The FDTD session is a handler class that defines a connection to the Ansys Lumerical FDTD™ software.

The session created using FdtdSession is automatically handled by the lumopt2 module. The GUI window is disabled by default, you can define a session with the GUI enabled using the following code.

fdtd_session = lmpt.FdtdSession(show_fdtd_cad = True)

Runner#

The runner is responsible for managing the computational resources for running the optimization.

lumopt2 currently supports local runners for CPU and GPU optimization, defined through LocalRunner. The runner uses the first GPU or CPU resource enabled in the FDTD resource manager list, depending on the specified type.

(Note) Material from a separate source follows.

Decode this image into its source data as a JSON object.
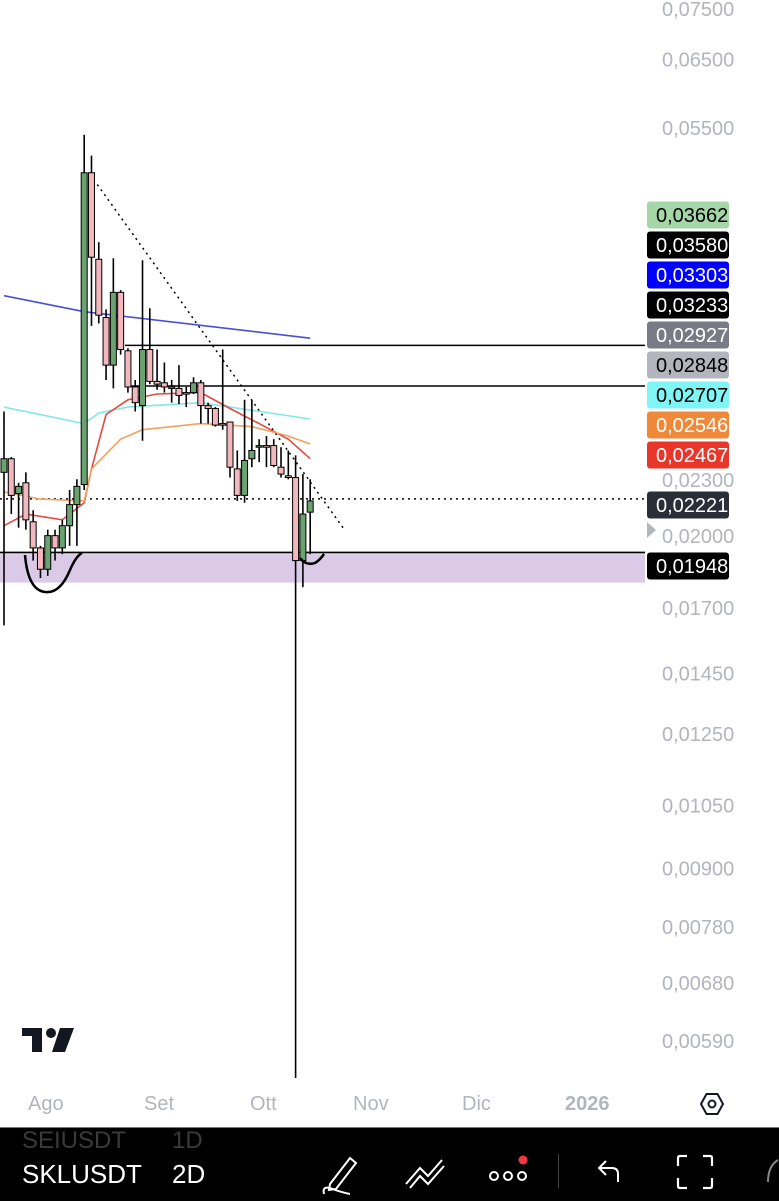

To set up a local runner, use the following code.

runner_gpu = lmpt.LocalRunner(resource = 'GPU') # GPU Runner
runner_cpu = lmpt.LocalRunner(resource = 'CPU') # CPU Runner

For further information on resource configuration and GPU simulation, please visit the following Knowledge Base pages.

Lumerical KB - resource configuration

https://optics.ansys.com/hc/en-us/articles/360058790674-Resource-configuration-elements-and-controls

Lumerical KB - GPU simulation

https://optics.ansys.com/hc/en-us/articles/17518942465811-Getting-started-with-running-FDTD-on-GPU

Optimizer#

The optimizer defines the optimization algorithm for solving the inverse design problem.

In lumopt2, you can define an optimizer using the built-in scipy_optimizer class.

You can use the following code to set up a basic optimizer with default settings.

optimizer = lmpt.ScipyOptimizer()

By default, the optimizer uses the gradient-based L-BFGS-B method. This method is well-suited for inverse design because of its excellent memory efficiency for high-dimensional problems, ability to naturally handle bounds, efficient usage of gradient information, and quick convergence for smooth objective functions.

In addition to the default option, you can choose any optimization algorithm supported by the scipy.optimize.minimize function. For any gradient-free methods, lumopt2 automatically skips the adjoint simulation step.

Tip

Some optimizer parameters, such as ftol, gtol, and max_fval, are exposed directly in the scipy_optimizer class and passed to the underlying optimizer when supported. The options dictionary enables you to pass any other parameters to the selected optimizer.

Callbacks#

Callbacks are functions that are executed at specific points during the optimization process. You can use callbacks for logging and visualization during the optimization.

lumopt2 includes a built-in graphical visualizer class, GraphicalVisualizer, which you can further customize with panels to plot results from specific monitors.

You can also set up logging using classes including FileLogger.

For further information on configuring callbacks and on when they are triggered, see the callbacks article.

User guide - callbacks

Callbacks

Additional configurations#

There are two additional useful flags in the Optimization class configuration:

Optimization.store_all_simulations: stores all simulations on disk
Optimization.log_profiling_summary: controls whether wall-clock profiling is a part of the standard log

Running the optimization#

After configuring the optimization session, run the optimization using

Optimization.run()

Optimization results#

The Optimization.run() method returns a tuple, where the first element is the best optimization parameter set, and the second element is the best figure of merit value.

You can export the optimization results in your preferred method, or recreate an FDTD project file using the optimal parameters with the Project.save_project() method for further processing and export for fabrication.

best_params, best_fom = result
project.save_project("L_bend_optimization_final.fsp",params=best_params)

Tip

See the Lumerical Knowledge Base article Importing and exporting GDSII files for more information on exporting a GDS file from the final project.

Diagnostics#

The lumopt2 module also includes a set of functions for gradients that are useful for diagnostics:

finite_difference_gradient(): Computes the finite difference gradient for a figure of merit.
validate_gradient(): Validates the adjoint gradient by comparing it to a finite difference gradient for given parameter indices.
fd_sweep_perturbation(): Conducts a finite difference convergence test for a range of perturbation values and plots the results.